Audiotapes and documents released by the senator and the Snohomish County Public Utility District (PUD) on Monday revealed that Enron used an energy market manipulation scheme code named “Donkey Punch” — a “crude pornographic term” — to gouge western ratepayers by load shifting electricity and creating congestion, therefore raising power prices, she said.

The questionable Enron e-mails are not found on FERC’s web site at https://www.ferc.gov, said Commission spokeswoman Tamara Young-Allen. Rather, they are located in a database that was specially created by Aspen Systems, which the agency contracted with as part of its investigation into the activities of Enron and its traders in West Coast energy markets, she noted.

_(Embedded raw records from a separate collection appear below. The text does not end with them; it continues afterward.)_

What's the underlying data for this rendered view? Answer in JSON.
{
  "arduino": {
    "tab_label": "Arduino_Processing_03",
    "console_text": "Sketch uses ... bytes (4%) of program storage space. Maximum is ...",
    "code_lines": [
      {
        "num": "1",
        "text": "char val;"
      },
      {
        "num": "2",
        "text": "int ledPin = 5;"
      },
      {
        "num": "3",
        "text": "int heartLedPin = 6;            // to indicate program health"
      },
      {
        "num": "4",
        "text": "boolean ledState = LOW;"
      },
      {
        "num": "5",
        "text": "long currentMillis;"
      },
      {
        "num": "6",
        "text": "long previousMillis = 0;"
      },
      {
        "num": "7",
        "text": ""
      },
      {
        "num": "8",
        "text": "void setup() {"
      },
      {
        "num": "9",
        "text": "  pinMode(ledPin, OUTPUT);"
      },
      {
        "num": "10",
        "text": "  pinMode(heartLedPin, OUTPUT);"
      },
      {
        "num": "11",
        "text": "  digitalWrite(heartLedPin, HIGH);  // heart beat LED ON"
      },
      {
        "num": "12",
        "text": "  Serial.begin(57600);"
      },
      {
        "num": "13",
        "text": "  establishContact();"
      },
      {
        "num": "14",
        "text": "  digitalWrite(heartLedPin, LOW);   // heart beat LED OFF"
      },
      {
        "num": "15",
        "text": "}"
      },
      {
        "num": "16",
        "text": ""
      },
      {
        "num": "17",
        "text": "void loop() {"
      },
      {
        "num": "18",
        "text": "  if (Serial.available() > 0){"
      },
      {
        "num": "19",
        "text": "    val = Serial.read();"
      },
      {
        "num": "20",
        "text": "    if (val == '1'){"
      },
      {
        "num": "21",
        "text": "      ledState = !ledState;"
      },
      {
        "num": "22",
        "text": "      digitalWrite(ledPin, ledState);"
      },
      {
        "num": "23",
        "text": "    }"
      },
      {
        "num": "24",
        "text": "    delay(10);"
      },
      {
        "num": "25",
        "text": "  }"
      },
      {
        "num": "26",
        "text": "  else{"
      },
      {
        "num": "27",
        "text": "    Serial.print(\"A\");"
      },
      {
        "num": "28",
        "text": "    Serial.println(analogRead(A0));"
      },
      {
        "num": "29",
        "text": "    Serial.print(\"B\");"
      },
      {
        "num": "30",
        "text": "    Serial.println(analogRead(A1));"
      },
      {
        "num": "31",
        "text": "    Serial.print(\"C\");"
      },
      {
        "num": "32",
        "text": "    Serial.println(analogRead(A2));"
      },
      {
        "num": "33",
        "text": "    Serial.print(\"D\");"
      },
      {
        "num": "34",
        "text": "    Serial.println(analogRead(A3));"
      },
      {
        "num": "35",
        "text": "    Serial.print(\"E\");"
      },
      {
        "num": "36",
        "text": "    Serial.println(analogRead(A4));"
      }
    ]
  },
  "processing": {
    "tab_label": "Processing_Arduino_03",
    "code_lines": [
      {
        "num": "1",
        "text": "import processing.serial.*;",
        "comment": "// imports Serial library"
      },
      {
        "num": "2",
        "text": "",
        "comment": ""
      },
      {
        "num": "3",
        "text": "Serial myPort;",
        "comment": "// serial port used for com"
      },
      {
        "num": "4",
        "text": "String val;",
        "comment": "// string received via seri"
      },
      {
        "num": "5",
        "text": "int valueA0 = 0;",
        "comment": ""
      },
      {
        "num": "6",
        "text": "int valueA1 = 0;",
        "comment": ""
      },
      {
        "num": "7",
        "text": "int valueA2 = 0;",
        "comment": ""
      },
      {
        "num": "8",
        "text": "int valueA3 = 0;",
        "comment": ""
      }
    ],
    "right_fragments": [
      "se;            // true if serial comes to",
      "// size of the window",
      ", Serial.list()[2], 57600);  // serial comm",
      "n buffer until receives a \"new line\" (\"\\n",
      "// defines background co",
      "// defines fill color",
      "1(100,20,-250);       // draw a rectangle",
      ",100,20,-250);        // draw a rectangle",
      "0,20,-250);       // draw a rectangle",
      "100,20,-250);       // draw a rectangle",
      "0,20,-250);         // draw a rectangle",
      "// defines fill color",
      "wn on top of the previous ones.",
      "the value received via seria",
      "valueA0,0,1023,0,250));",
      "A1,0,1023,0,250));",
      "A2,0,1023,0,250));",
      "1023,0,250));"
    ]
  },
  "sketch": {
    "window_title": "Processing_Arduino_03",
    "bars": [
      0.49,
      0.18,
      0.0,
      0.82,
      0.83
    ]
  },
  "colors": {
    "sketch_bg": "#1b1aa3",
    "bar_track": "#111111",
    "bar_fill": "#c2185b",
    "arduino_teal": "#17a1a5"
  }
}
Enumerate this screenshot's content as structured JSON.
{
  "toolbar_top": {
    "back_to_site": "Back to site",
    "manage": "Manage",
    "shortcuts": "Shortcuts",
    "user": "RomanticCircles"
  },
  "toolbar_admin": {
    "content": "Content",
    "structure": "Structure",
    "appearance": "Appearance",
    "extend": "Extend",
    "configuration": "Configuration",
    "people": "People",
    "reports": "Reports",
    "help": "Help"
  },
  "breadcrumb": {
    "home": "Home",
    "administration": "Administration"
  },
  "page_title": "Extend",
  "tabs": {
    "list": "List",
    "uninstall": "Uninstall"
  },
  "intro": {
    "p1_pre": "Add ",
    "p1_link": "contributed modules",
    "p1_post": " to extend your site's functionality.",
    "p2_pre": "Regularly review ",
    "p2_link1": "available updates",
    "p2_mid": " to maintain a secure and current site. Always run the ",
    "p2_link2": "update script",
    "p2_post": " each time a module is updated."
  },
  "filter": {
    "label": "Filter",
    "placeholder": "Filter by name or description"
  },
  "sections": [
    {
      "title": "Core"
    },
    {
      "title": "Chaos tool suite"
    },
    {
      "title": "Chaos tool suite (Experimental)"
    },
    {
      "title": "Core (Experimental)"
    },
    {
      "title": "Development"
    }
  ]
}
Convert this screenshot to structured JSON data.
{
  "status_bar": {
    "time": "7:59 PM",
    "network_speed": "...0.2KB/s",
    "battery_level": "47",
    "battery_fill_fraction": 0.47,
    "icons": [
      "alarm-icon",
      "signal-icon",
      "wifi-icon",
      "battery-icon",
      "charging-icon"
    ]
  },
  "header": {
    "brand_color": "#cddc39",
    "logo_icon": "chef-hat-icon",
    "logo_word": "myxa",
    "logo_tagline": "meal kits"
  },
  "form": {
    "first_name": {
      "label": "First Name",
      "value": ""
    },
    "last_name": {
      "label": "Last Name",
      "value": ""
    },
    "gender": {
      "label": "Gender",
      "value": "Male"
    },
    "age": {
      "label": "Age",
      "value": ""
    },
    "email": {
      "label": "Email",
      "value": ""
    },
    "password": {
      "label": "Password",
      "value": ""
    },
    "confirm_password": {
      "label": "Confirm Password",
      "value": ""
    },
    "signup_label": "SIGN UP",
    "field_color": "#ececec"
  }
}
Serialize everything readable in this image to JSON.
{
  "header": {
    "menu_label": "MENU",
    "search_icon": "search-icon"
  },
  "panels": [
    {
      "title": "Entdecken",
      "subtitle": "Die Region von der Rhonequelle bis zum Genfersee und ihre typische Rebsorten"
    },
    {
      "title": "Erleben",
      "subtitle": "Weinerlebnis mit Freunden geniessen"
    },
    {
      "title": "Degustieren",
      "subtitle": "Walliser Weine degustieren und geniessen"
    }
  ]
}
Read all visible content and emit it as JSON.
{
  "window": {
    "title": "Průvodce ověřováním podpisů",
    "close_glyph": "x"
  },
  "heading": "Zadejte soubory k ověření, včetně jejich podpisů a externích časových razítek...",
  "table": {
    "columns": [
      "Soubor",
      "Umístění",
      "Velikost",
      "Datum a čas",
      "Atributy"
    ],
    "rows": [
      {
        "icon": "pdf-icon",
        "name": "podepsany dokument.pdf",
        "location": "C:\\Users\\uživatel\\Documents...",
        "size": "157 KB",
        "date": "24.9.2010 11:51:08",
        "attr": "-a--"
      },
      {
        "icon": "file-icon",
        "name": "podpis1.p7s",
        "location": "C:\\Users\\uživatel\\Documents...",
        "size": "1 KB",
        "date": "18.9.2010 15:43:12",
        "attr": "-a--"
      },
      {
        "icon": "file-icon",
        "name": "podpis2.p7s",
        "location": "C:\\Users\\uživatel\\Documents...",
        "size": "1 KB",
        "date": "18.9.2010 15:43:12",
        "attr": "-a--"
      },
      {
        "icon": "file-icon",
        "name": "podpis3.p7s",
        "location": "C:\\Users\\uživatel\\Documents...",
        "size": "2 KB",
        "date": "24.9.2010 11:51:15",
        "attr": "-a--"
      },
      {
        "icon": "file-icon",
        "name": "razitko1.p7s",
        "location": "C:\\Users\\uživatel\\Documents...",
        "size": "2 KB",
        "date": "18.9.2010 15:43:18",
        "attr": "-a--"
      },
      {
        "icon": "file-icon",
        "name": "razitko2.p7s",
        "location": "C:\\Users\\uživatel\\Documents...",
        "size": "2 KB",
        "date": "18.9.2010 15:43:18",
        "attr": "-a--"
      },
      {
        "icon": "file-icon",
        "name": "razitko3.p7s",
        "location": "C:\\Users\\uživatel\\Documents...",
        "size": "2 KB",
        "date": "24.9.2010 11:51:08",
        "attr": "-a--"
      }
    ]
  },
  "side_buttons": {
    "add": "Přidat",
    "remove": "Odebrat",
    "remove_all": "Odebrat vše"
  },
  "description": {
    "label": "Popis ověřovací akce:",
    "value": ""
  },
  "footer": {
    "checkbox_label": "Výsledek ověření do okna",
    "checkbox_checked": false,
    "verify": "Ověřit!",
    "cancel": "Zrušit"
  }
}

A person seeking access to this database would automatically leave the FERC web site, according to Young-Allen.

Cantwell also called on FERC to release any other Enron documents in its possession to state and local governments and utilities to use in their pursuit of relief from Enron. She said several documents that could shed more light on how Enron traders manipulated West Coast energy markets have been redacted from public records.